Bias Tersembunyi dalam Pendidikan yang Kerap Diabaikan

Share:


Pertama kali Lance Fusarelli menginjakkan kaki di kampus universitas, dia merasa dikelilingi orang-orang yang sepertinya lebih tahu darinya - tentang masyarakat, sopan santun, dan "segala hal yang berbeda".

Dia mengaitkan perbedaan ini dengan latar belakangnya. Walaupun tidak tumbuh dalam kondisi miskin, dia tinggal di sebuah desa kecil yang dihuni para keluarga dari kelas pekerja di Avella, Pennsylvania. Fusarelli adalah orang pertama di keluarganya yang masuk universitas - ibunya putus sekolah ketika hamil, sedangkan ayahnya mulai bekerja di sebuah tambang batu bara pada usia remaja. Di lingkungan tempatnya tinggal, hanya sedikit yang melanjutkan pendidikan setelah SMA.

Keputusan Fusarelli untuk melanjutkan ke Universitas pun berakhir baik. Ia sekarang berpendidikan tinggi dan menjabat profesor sekaligus direktur program pascasarjana di Universitas Negeri Carolina Utara. Adakalanya ia teringat akan apa yang ia rasakan pada masa-masa awal kuliahnya, ketika seorang koleganya dengan polos memperbaiki tata bahasanya yang keliru.

"Ia bukannya meledek saya, kami berteman baik, ia hanya tumbuh di lingkungan yang berbeda," katanya. "Terkadang saya tidak berbicara seperti akademisi. Saya cenderung menggunakan bahasa yang lebih informal."

Sementara Fusarelli berhasil menempuh jenjang akademik walaupun tidak berasal dari keluarga berada, pengalamannya menyoroti kesenjangan sosial yang dapat ditemukan di dunia pendidikan. Mereka yang kurang berpendidikan karena latar belakang ekonomi menghadapi bias yang halus tapi menjalar.

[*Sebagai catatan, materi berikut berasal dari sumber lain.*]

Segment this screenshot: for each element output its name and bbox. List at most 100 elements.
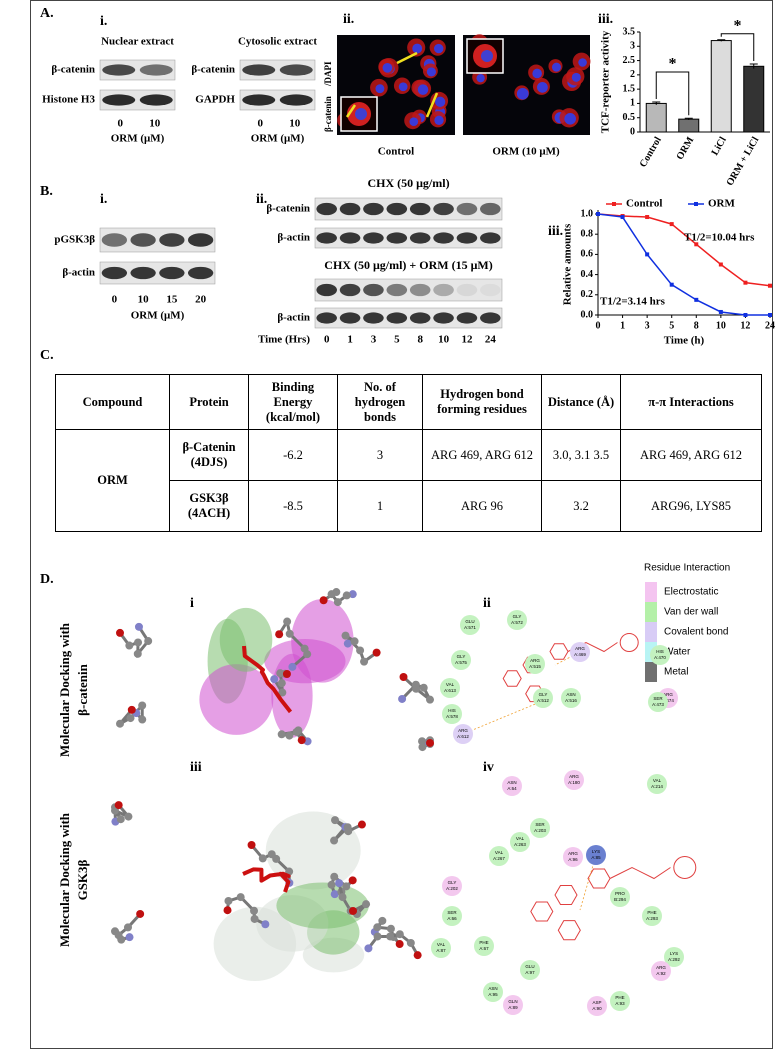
- point: [743, 313, 748, 317]
- point: [620, 215, 625, 220]
- cell-nucleus: [382, 62, 393, 73]
- atom: [395, 930, 404, 939]
- surface: [199, 664, 274, 735]
- residue-name: SER: [653, 696, 663, 701]
- surface: [276, 882, 369, 929]
- atom: [378, 916, 387, 925]
- label: 10: [149, 118, 161, 130]
- blot-band: [316, 283, 337, 297]
- cell-nucleus: [412, 43, 423, 54]
- legend-swatch: [645, 622, 657, 642]
- bar: [678, 118, 700, 133]
- ligand-ring: [587, 868, 611, 889]
- residue: [564, 770, 584, 790]
- atom: [125, 641, 134, 650]
- label: iii.: [598, 12, 613, 27]
- x-tick-label: 1: [620, 320, 625, 331]
- cell: ARG 96: [422, 480, 542, 532]
- atom: [300, 644, 309, 653]
- residue: [451, 650, 471, 670]
- residue-name: ARG: [575, 646, 585, 651]
- atom: [398, 694, 407, 703]
- atom: [356, 646, 365, 655]
- atom: [126, 714, 135, 723]
- header-cell: Distance (Å): [541, 374, 621, 430]
- blot-band: [279, 64, 313, 76]
- y-tick-label: 1.5: [623, 83, 636, 94]
- residue: [431, 938, 451, 958]
- cell: β-Catenin (4DJS): [169, 429, 249, 481]
- blot-band: [409, 202, 431, 216]
- blot-background: [314, 278, 503, 302]
- cell-nucleus: [398, 82, 408, 92]
- atom: [277, 679, 286, 688]
- label: 20: [195, 294, 207, 306]
- atom: [319, 596, 328, 605]
- atom: [350, 637, 359, 646]
- atom: [406, 938, 415, 947]
- blot-band: [456, 202, 478, 216]
- residue-id: A:64: [507, 786, 517, 791]
- atom: [285, 731, 294, 740]
- atom: [330, 890, 339, 899]
- blot-band: [480, 312, 501, 324]
- residue-id: A:89: [508, 1005, 518, 1010]
- residue-name: ASP: [592, 1000, 601, 1005]
- legend-title: Residue Interaction: [644, 563, 730, 574]
- cell-nucleus: [564, 112, 577, 125]
- error-bar: [749, 63, 758, 69]
- significance-star: *: [734, 17, 742, 34]
- residue: [587, 996, 607, 1016]
- cell: 1: [337, 480, 423, 532]
- residue-id: B:294: [614, 897, 626, 902]
- label: β-actin: [62, 267, 95, 279]
- annotation: T1/2=10.04 hrs: [684, 232, 755, 244]
- atom: [343, 639, 352, 648]
- cell-nucleus: [426, 67, 436, 77]
- label: GAPDH: [195, 94, 235, 106]
- ligand-ring: [530, 901, 554, 922]
- label: 10: [289, 118, 301, 130]
- sub-label: i: [190, 596, 194, 611]
- legend-swatch: [645, 582, 657, 602]
- blot-band: [101, 266, 128, 280]
- label: ii.: [256, 192, 267, 207]
- residue-id: A:202: [446, 886, 458, 891]
- header-cell: Binding Energy (kcal/mol): [248, 374, 338, 430]
- atom: [362, 900, 371, 909]
- cell-nucleus: [417, 84, 429, 95]
- atom: [412, 684, 421, 693]
- y-tick-label: 0.4: [581, 269, 594, 280]
- residue-name: ARG: [568, 851, 578, 856]
- legend-label: Covalent bond: [664, 627, 729, 638]
- residue-name: ASN: [566, 692, 575, 697]
- residue-id: A:97: [525, 970, 535, 975]
- residue-name: ASN: [488, 986, 497, 991]
- residue: [502, 776, 522, 796]
- results-table: Compound Protein Binding Energy (kcal/mo…: [55, 374, 762, 532]
- legend-label: Electrostatic: [664, 587, 718, 598]
- label: β-actin: [277, 312, 310, 324]
- blot-band: [159, 233, 185, 247]
- ligand: [242, 645, 293, 714]
- blot-band: [480, 232, 501, 244]
- y-tick-label: 0.2: [581, 289, 594, 300]
- label: B.: [40, 184, 53, 199]
- cell-nucleus: [516, 87, 529, 100]
- residue: [503, 995, 523, 1015]
- y-tick-label: 0: [630, 126, 635, 137]
- residue: [442, 704, 462, 724]
- atom: [224, 896, 233, 905]
- residue-name: VAL: [437, 942, 446, 947]
- atom: [114, 801, 123, 810]
- x-axis-title: Time (h): [664, 335, 705, 347]
- error-bar: [684, 117, 693, 120]
- atom: [386, 932, 395, 941]
- residue-id: A:292: [668, 957, 680, 962]
- surface: [291, 598, 354, 683]
- residue-id: A:612: [457, 734, 469, 739]
- residue-id: A:267: [493, 856, 505, 861]
- error-bar: [652, 101, 661, 105]
- label: 5: [394, 334, 400, 346]
- atom: [250, 906, 259, 915]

Laporan terbaru dalam Journal of Experimental Social Psychology menggunakan istilah "edukasionisme" dan untuk pertama kalinya menemukan bukti yang jelas tentang apa yang telah lama diduga oleh Fusarelli dan banyak orang lainnya: orang berpendidikan diam-diam memendam bias terhadap orang yang kurang berpendidikan. Dan ini memberi dampak merugikan, kendati tidak disengaja, yang kerap timbul dari jurang antara si kaya dan si miskin.

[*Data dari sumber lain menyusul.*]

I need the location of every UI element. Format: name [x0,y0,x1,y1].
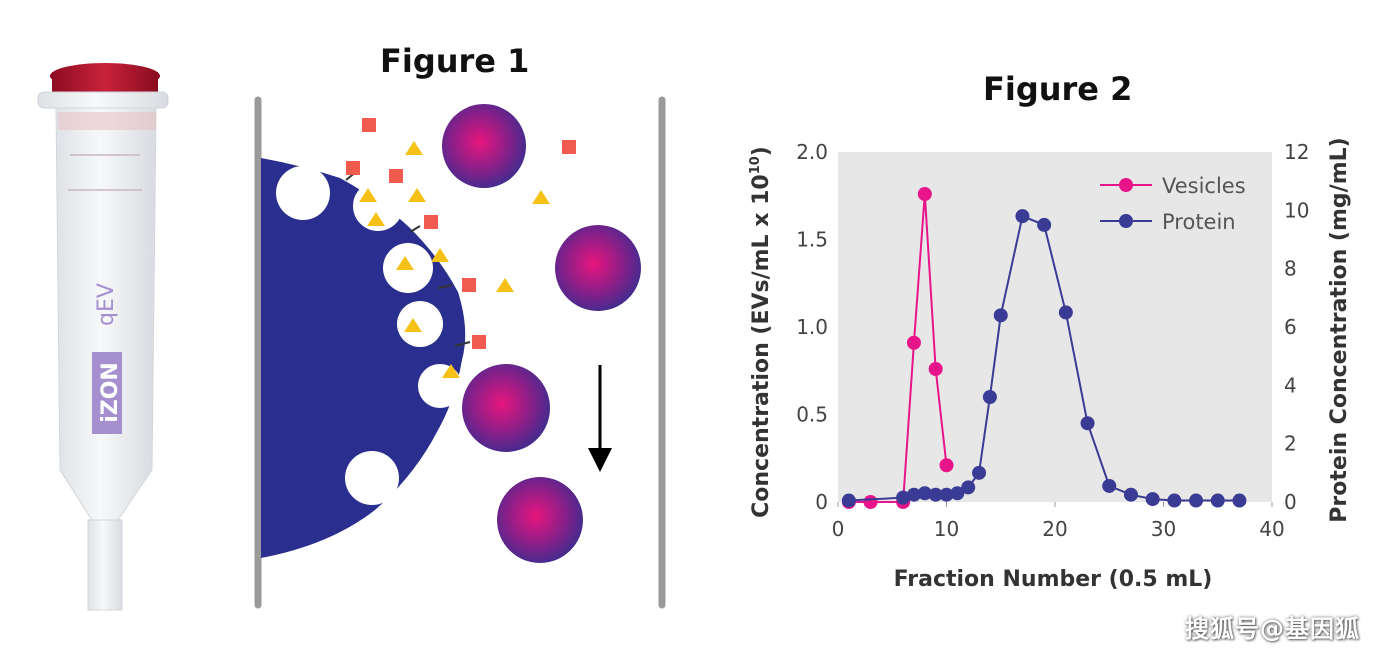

Bias tersembunyi itu adalah persoalan di "tingkat masyarakat" yang menciptakan kesenjangan yang mencolok, kata peneliti yang turut menyusun laporan tersebut, Toon Kuppens dari Universitas Groningen Belanda. "Ini harus diatasi," lanjutnya.

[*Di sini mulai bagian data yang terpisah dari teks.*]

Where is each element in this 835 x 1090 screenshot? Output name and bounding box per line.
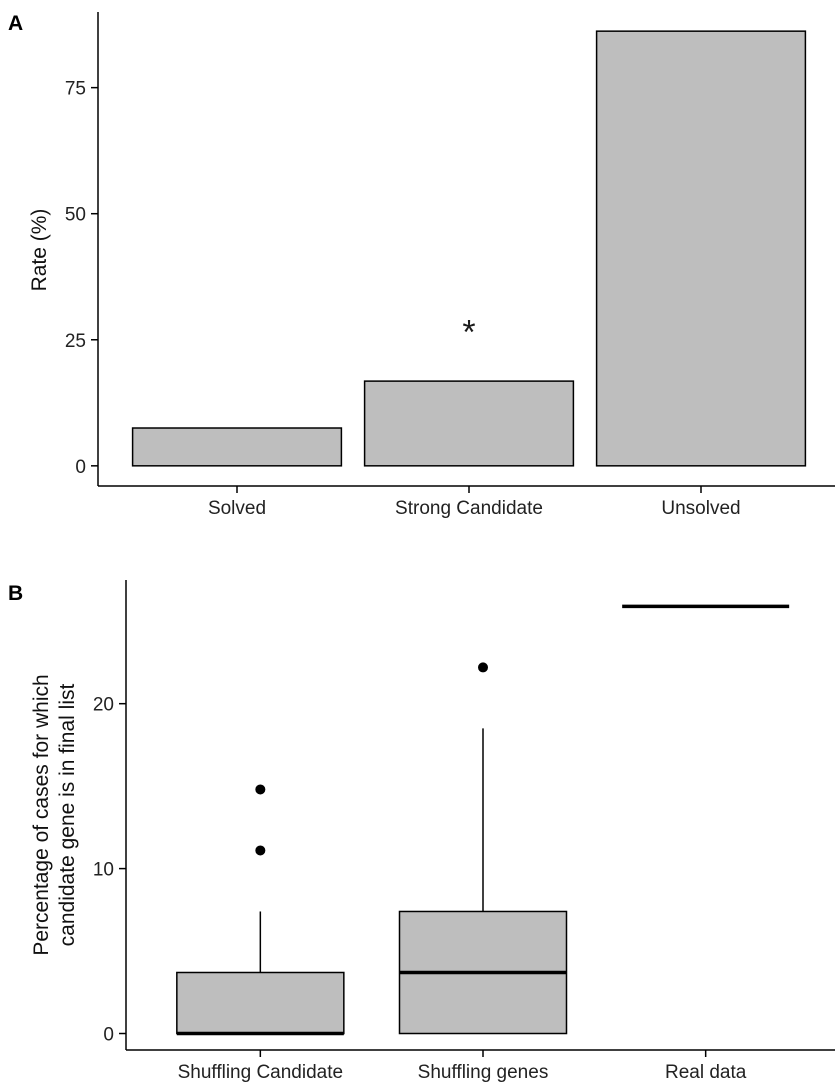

Gagasan bahwa masyarakat memiliki bias terhadap mereka yang kurang berpendidikan bukanlah hal baru. Pada tahun 1980-an, pakar ilmu sosial Perancis Pierre Bourdieu menyebutnya "rasisme intelejensi... oleh kelas yang dominan", yang dijadikan pembenaran atas posisi mereka di masyarakat. Bourdieu menggarisbawahi fakta bahwa sistem pendidikan diciptakan oleh kelas penguasa, dan bahwa pengetahuan dan pertanyaan kelas-menengahlah yang muncul dalam ujian.

Pendidikan juga tampaknya memecah-belah masyarakat dengan berbagai cara. Tingkat pendidikan tinggi dikaitkan dengan pendapatan yang lebih besar, kesejahteraan yang lebih baik, dan jabatan yang lebih tinggi dalam pekerjaan.

Status pendidikan juga mengungkap kesenjangan pandangan politik. Misalnya, orang dengan kualifikasi lebih rendah cenderung memilih supaya Inggris keluar dari Uni Eropa. Sebuah studi menemukan bahwa tingkat pendidikan berperan lebih besar dalam referendum Brexit daripada usia, jenis kelamin, atau penghasilan.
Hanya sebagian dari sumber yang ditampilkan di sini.